Monday, 27 January 2025

Attitude to politicians (and other leaders) is All about assumed intentions and motivations - unaffected by actions and facts

People have assumptions concerning the intentions and motivations of politicians; and it is in the light of these assumptions that people evaluate what the politicians do, what actions they take, the facts of their policies. 

The shaping effect of assumptions is so great - so absolute - that it matters very little what actually happens. There is always a way of interpreting events so as to conform-with, and confirm, what has previously been decided about the politician.  

The big and unasked questions relate to our actual but unconscious assumptions: 


What exactly and explicitly are our assumptions about the nature, intentions, motivations etc. of any particular politician? 

Why have we, personally, adopted these assumptions?

And, do we regarding it as valid that we have done so?  


This can be seen in psychiatry, where people may develop persecutory delusions focused upon a particular person or group; and once the patient had made the assumption has been made that this person/group had malign intent towards the patient - then everything that happened (or could happen) was interpreted as evidence of their malignity. 

Alternatively, a man might begin to assume his wife is having an affair, and from then any and all her activities can be understood as further evidence of her infidelity. 

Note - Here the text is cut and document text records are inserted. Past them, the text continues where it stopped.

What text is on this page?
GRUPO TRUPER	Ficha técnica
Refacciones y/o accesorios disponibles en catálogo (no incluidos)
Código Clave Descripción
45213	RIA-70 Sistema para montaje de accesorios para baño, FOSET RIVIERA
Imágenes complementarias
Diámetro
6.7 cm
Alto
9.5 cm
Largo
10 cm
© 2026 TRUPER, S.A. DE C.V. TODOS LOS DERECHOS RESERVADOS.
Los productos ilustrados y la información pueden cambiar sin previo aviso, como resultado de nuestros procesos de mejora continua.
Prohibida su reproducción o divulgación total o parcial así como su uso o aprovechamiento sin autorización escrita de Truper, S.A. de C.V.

And what is visible so starkly and strangely in psychiatry, is a normal and unavoidable part of human thinking. 


It can be seen in the baddies and goodies of political discourse. The baddies are regarded as malign in the same way as happens in persecutory delusions. 

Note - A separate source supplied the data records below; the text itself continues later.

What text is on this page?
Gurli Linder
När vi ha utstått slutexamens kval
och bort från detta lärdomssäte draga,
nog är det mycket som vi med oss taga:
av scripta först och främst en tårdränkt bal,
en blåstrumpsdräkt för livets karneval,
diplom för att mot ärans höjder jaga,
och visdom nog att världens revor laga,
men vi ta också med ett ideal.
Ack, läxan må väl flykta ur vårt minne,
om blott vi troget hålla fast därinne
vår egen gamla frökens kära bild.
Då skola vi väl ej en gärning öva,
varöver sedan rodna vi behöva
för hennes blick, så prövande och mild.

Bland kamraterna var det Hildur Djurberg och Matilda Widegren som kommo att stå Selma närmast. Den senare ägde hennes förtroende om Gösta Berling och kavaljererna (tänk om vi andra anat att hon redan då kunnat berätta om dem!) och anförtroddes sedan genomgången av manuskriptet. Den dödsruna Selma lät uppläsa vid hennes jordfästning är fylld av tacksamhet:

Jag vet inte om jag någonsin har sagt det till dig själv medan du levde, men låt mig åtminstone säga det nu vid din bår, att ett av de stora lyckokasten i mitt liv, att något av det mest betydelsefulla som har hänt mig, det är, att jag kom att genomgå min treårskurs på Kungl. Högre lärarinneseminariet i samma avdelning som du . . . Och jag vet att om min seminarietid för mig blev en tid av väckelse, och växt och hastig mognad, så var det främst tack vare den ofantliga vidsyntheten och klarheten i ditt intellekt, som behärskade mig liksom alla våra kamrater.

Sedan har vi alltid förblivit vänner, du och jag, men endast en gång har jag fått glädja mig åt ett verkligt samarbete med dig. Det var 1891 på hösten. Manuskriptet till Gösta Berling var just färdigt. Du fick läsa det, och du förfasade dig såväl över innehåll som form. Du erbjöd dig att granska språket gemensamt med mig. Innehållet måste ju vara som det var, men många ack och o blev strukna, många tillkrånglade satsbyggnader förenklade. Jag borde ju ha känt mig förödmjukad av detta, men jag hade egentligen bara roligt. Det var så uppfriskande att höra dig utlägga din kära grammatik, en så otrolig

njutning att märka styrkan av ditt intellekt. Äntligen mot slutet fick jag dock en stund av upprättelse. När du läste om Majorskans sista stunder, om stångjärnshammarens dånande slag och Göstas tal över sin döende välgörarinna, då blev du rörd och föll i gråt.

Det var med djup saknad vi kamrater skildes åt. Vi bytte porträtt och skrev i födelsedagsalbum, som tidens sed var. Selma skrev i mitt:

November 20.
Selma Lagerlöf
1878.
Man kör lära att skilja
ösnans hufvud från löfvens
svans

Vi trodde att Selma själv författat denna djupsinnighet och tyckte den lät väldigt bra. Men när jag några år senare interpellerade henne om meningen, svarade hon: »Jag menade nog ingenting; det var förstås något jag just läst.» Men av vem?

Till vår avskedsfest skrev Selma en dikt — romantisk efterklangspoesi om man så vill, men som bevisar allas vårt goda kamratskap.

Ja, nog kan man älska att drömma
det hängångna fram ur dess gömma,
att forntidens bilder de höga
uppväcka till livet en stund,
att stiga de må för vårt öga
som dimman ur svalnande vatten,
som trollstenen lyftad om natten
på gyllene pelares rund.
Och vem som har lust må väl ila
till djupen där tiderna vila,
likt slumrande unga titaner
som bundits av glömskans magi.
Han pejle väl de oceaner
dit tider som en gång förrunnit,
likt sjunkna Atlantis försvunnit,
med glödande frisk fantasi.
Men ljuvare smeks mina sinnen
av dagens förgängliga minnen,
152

But the political goodies, in contrast, are assumed (for whatever reason) to have begin and positive intentions towards ourselves; assumed to share our personal values - so that everything they say and do is regarded as evidence of their rightness. their actions either being straightforwardly right and approved of, upfront; or else approved-of on the basis of indirectly aiming-at the right outcomes; but unable to do good directly because constrained by matters of possibility and pragmatism... 

Consequently; a lifetime of personal experience, political transformation, variation in persona and policies, U-turns and betrayals... typically make zero difference to political affiliations; or indeed to faith in the potential power of politics to do good.   


This explains why, although we expend so much time and energy generating, seeking, sifting, and arguing over "facts" and "evidence" - none of this matters; because the real differences lie at a conceptual level from-which the facts get their meaning and are interpreted. 


The implication is that we ought to be focusing on our assumptions, and whether these are reasonable -- whether, indeed, we really choose to endorse and believe-in our own assumptions - once these assumptions have been isolated and exposed to the light of awareness. 

Without such self-awareness and self-examination of their own underlying conceptual assumptions, people can easily and permanently be manipulated - even against their will. 

Because false and evil assumptions may be (and are) implanted unconsciously; so as to shape a person's whole outlook, whole way of understanding the world - in ways of which he is unaware. And because unaware, unable to evaluate or change. 


The fact is that we choose our assumptions - but the choice is not arbitrary, because assumptions are values, and as values they can and should be evaluated. yet assumptions cannot be chosen until they are known. And assumptions cannot be known unless each individual desires to know his own assumptions. 

That is the big blockage - that people do not want to know their own assumptions, and strenuously resist and deny such knowledge. 

And, in a world so permeated by the powers of evil; such an attitude is spiritually fatal.